The things people do in their basements
I shouldn’t be bowled every time, but I can’t seem to work up a decent level of jadedness. I go interview someone in the middle of nowhere because I heard about them from someone else in the middle of nowhere, and I pull up to their house and pet the dog and walk downstairs. And gasp.
What do I find downstairs? What don’t I find downstairs. A laboratory where yeasts are being incubated for experimental, out of this world beers that few will ever taste because they cannot be sold, can only be poured into tasting glasses and offered, along with historical explanations of each variety, to visitors who happen to have the good fortune of finding themselves in this basement.
A big room filled entirely by a world of antique toy trains on multiple tracks and elevation levels, with bridges and airplanes and different towns and tunnels and a hot air balloon. You have to turn the trains on gradually or it scares people – and this wasn’t even what I came to interview this guy about. And no kids live here.
Maybe it’s not a basement but a turret, attached to a domed house that a giant man built with his own giant hands and the sawmill in his yard. The house draws its energy from a hydro-plant the giant man also built at the mouth of a waterfall down the hill, which he can monitor from his living room using the touch screen of an iPad. The turret is made out of an old silo, and in its top is the bedroom, from which he and his wife watch flying squirrels glide through the tree canopy.
A music teacher whose son went off to college spins the hair from her pet rabbits, on a foot-powered spinning wheel, into the yarn with which she knits sweaters.
The wicker handbag that a co-worker tosses onto the lunch room table at the office is, on closer inspection, not wicker at all, but crocheted, by her, out of hundreds of plastic bags. [See page 12.]
If these people had P.R. agents, they’d be all over the New York Times Thursday Styles section.
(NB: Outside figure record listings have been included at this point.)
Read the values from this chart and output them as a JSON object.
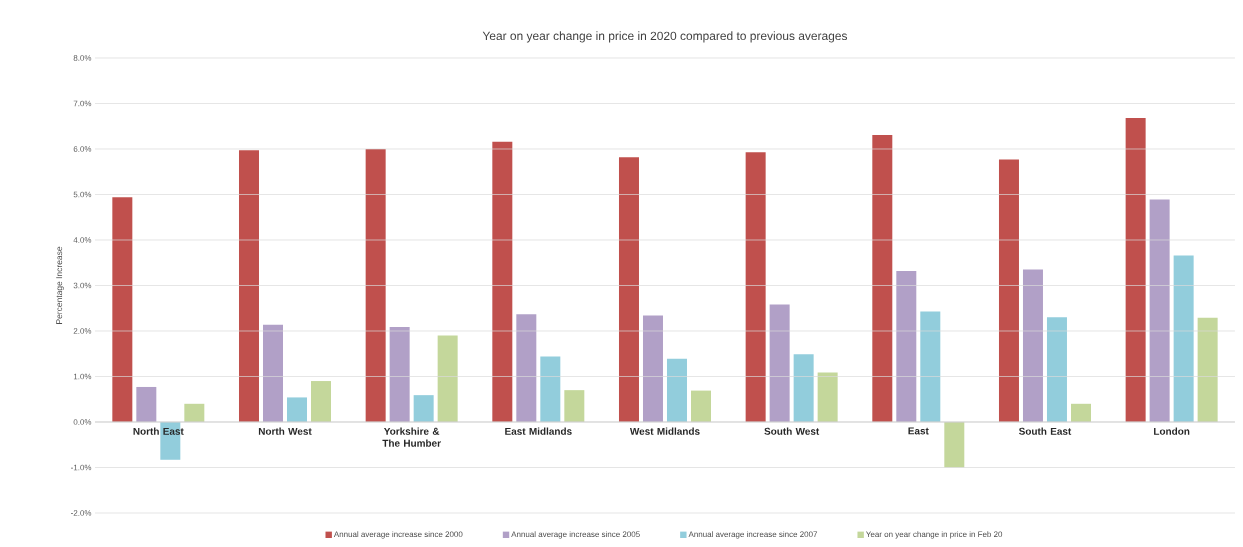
{
  "chart_data": {
    "type": "bar",
    "title": "Year on year change in price in 2020 compared to previous averages",
    "ylabel": "Percentage Increase",
    "categories": [
      "North East",
      "North West",
      "Yorkshire & The Humber",
      "East Midlands",
      "West Midlands",
      "South West",
      "East",
      "South East",
      "London"
    ],
    "series": [
      {
        "name": "Annual average increase since 2000",
        "color": "#c0504d",
        "values": [
          4.94,
          5.97,
          6.0,
          6.16,
          5.82,
          5.93,
          6.31,
          5.77,
          6.68
        ]
      },
      {
        "name": "Annual average increase since 2005",
        "color": "#b1a0c7",
        "values": [
          0.77,
          2.14,
          2.09,
          2.37,
          2.34,
          2.58,
          3.32,
          3.35,
          4.89
        ]
      },
      {
        "name": "Annual average increase since 2007",
        "color": "#92cddc",
        "values": [
          -0.83,
          0.54,
          0.59,
          1.44,
          1.39,
          1.49,
          2.43,
          2.3,
          3.66
        ]
      },
      {
        "name": "Year on year change in price in Feb 20",
        "color": "#c4d79b",
        "values": [
          0.4,
          0.9,
          1.9,
          0.7,
          0.69,
          1.09,
          -1.0,
          0.4,
          2.29
        ]
      }
    ],
    "ylim": [
      -2,
      8
    ],
    "yticks": [
      {
        "value": -2,
        "label": "-2.0%"
      },
      {
        "value": -1,
        "label": "-1.0%"
      },
      {
        "value": 0,
        "label": "0.0%"
      },
      {
        "value": 1,
        "label": "1.0%"
      },
      {
        "value": 2,
        "label": "2.0%"
      },
      {
        "value": 3,
        "label": "3.0%"
      },
      {
        "value": 4,
        "label": "4.0%"
      },
      {
        "value": 5,
        "label": "5.0%"
      },
      {
        "value": 6,
        "label": "6.0%"
      },
      {
        "value": 7,
        "label": "7.0%"
      },
      {
        "value": 8,
        "label": "8.0%"
      }
    ],
    "grid": "y",
    "legend": "bottom"
  }
}
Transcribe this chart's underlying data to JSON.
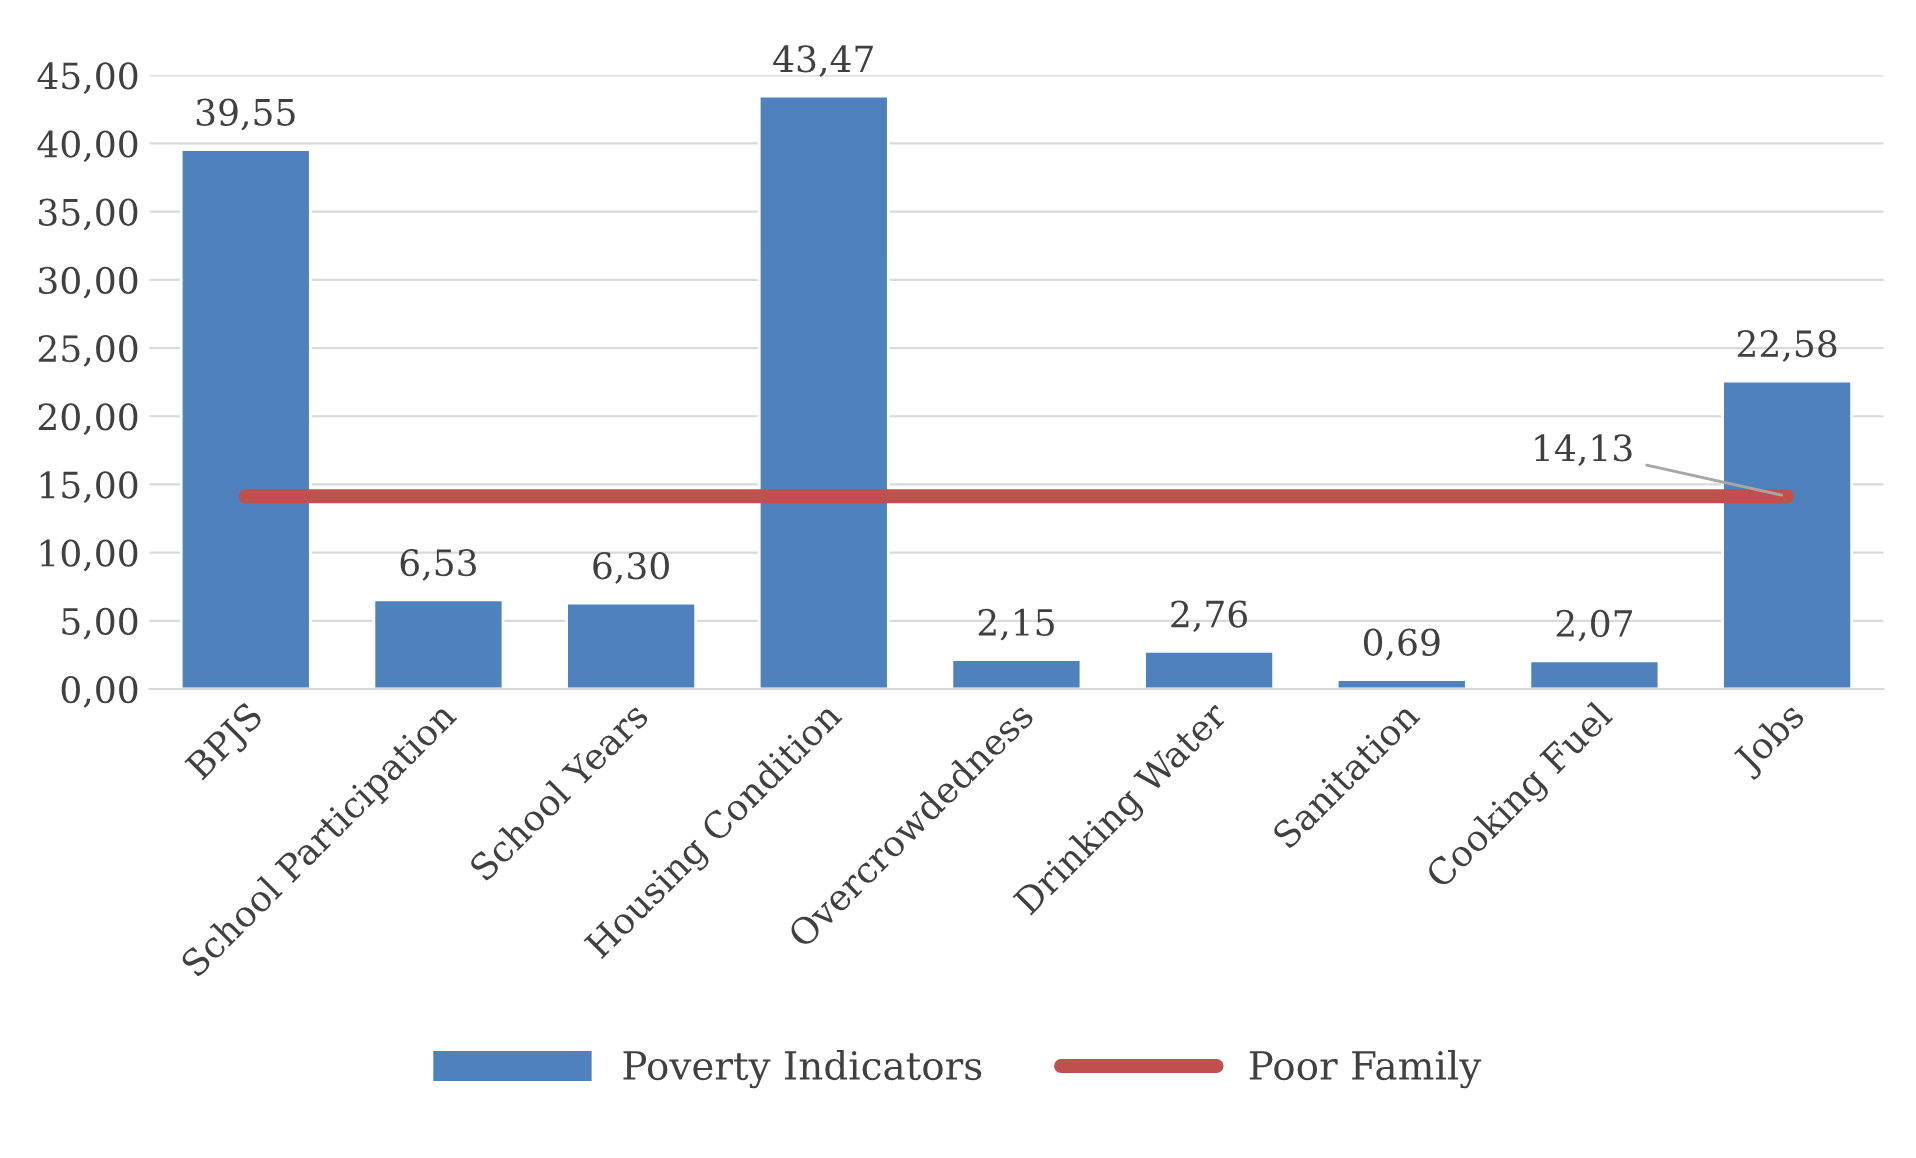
{
  "chart_data": {
    "type": "bar",
    "categories": [
      "BPJS",
      "School Participation",
      "School Years",
      "Housing Condition",
      "Overcrowdedness",
      "Drinking Water",
      "Sanitation",
      "Cooking Fuel",
      "Jobs"
    ],
    "series": [
      {
        "name": "Poverty Indicators",
        "color": "#4f81bd",
        "values": [
          39.55,
          6.53,
          6.3,
          43.47,
          2.15,
          2.76,
          0.69,
          2.07,
          22.58
        ],
        "value_labels": [
          "39,55",
          "6,53",
          "6,30",
          "43,47",
          "2,15",
          "2,76",
          "0,69",
          "2,07",
          "22,58"
        ]
      },
      {
        "name": "Poor Family",
        "type": "line",
        "color": "#c0504d",
        "values": [
          14.13,
          14.13,
          14.13,
          14.13,
          14.13,
          14.13,
          14.13,
          14.13,
          14.13
        ],
        "value_labels": [
          null,
          null,
          null,
          null,
          null,
          null,
          null,
          null,
          "14,13"
        ]
      }
    ],
    "ylim": [
      0,
      45
    ],
    "yticks": [
      {
        "value": 0,
        "label": "0,00"
      },
      {
        "value": 5,
        "label": "5,00"
      },
      {
        "value": 10,
        "label": "10,00"
      },
      {
        "value": 15,
        "label": "15,00"
      },
      {
        "value": 20,
        "label": "20,00"
      },
      {
        "value": 25,
        "label": "25,00"
      },
      {
        "value": 30,
        "label": "30,00"
      },
      {
        "value": 35,
        "label": "35,00"
      },
      {
        "value": 40,
        "label": "40,00"
      },
      {
        "value": 45,
        "label": "45,00"
      }
    ],
    "grid": "y",
    "legend": "bottom",
    "marker": "none"
  }
}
But they are content to toil away in their basements, probably doing better work because they do it just because, because they like it, and there’s not much else to do around here.
“You wouldn’t believe!” When I get home from an interview, I try to convey the world I just stepped out of. But I am too easily amazed, too often incredulous, to be a trustworthy authority on what’s worth getting worked up about.
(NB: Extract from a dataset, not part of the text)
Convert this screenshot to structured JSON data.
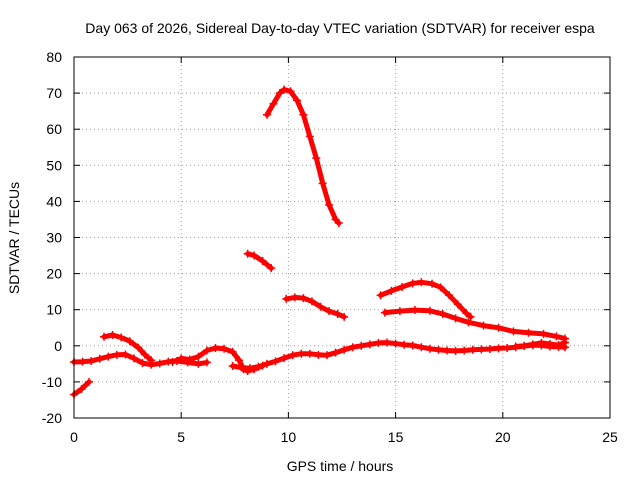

Husband Joe listens, and more often than not replies: “It’s their ultimate.” What he means is that he and I spend an inordinate amount of time playing the obscure sport of ultimate Frisbee. Other people have the same amount of energy, and pour it into other outlets, with results that appear astounding to outsiders.
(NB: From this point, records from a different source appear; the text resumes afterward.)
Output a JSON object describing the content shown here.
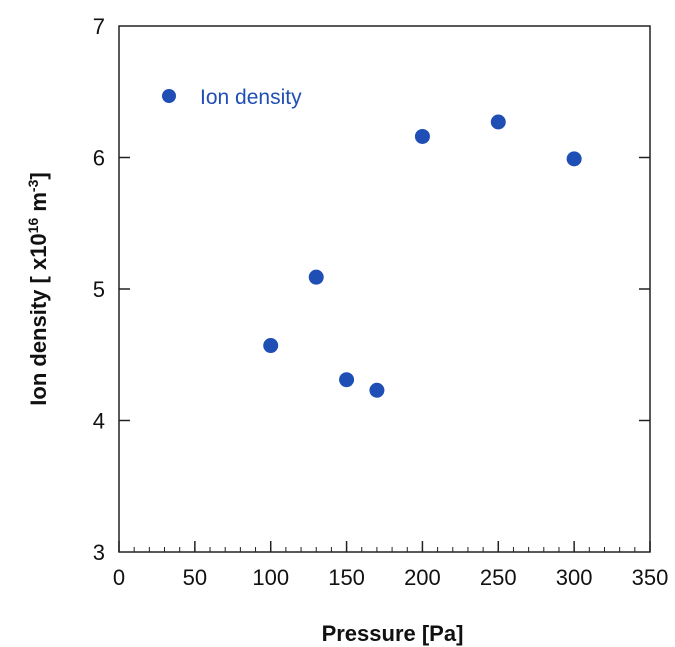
{
  "chart_data": {
    "type": "scatter",
    "xlabel": "Pressure [Pa]",
    "ylabel": {
      "prefix": "Ion density [ x10",
      "exp1": "16",
      "mid": " m",
      "exp2": "-3",
      "suffix": "]"
    },
    "xlim": [
      0,
      350
    ],
    "ylim": [
      3,
      7
    ],
    "xticks": [
      0,
      50,
      100,
      150,
      200,
      250,
      300,
      350
    ],
    "yticks": [
      3,
      4,
      5,
      6,
      7
    ],
    "x_minor_step": 10,
    "grid": false,
    "legend_position": "top-left",
    "series": [
      {
        "name": "Ion density",
        "color": "#1f4fb5",
        "marker": "circle",
        "points": [
          {
            "x": 100,
            "y": 4.57
          },
          {
            "x": 130,
            "y": 5.09
          },
          {
            "x": 150,
            "y": 4.31
          },
          {
            "x": 170,
            "y": 4.23
          },
          {
            "x": 200,
            "y": 6.16
          },
          {
            "x": 250,
            "y": 6.27
          },
          {
            "x": 300,
            "y": 5.99
          }
        ]
      }
    ]
  }
}
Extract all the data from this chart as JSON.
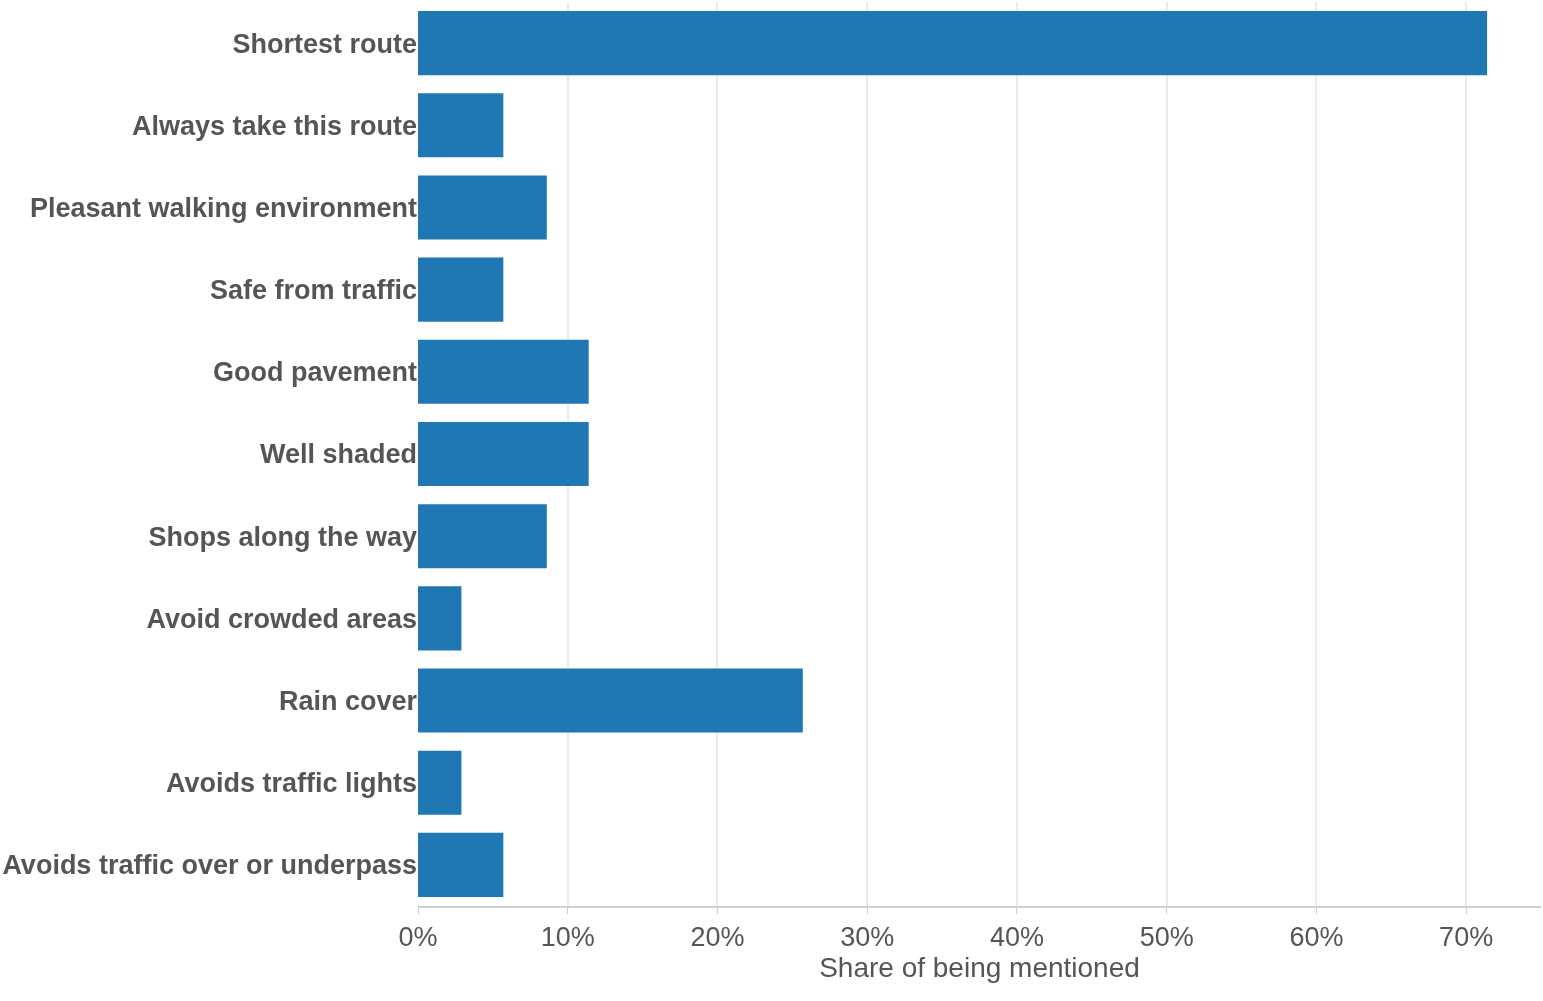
{
  "chart_data": {
    "type": "bar",
    "orientation": "horizontal",
    "xlabel": "Share of being mentioned",
    "categories": [
      "Shortest route",
      "Always take this route",
      "Pleasant walking environment",
      "Safe from traffic",
      "Good pavement",
      "Well shaded",
      "Shops along the way",
      "Avoid crowded areas",
      "Rain cover",
      "Avoids traffic lights",
      "Avoids traffic over or underpass"
    ],
    "values": [
      71.4,
      5.7,
      8.6,
      5.7,
      11.4,
      11.4,
      8.6,
      2.9,
      25.7,
      2.9,
      5.7
    ],
    "color": "#1f77b4",
    "xlim": [
      0,
      75
    ],
    "xticks": [
      {
        "value": 0,
        "label": "0%"
      },
      {
        "value": 10,
        "label": "10%"
      },
      {
        "value": 20,
        "label": "20%"
      },
      {
        "value": 30,
        "label": "30%"
      },
      {
        "value": 40,
        "label": "40%"
      },
      {
        "value": 50,
        "label": "50%"
      },
      {
        "value": 60,
        "label": "60%"
      },
      {
        "value": 70,
        "label": "70%"
      }
    ],
    "grid": "x"
  }
}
I chafe a little when I read a breathless story about a restaurateur who grew a beard and moved from the city to the nether reaches of the Hudson Valley to open a boutique bistro featuring wild game. Do you know? I grumble. That this is not some uninhabited wasteland that you’ve just discovered and civilized? That the people who already live here are making sausage from the deer they hunted, and carving canoes out of tree trunks like it’s no big deal? That they are doing things in their basements that you just cannot believe?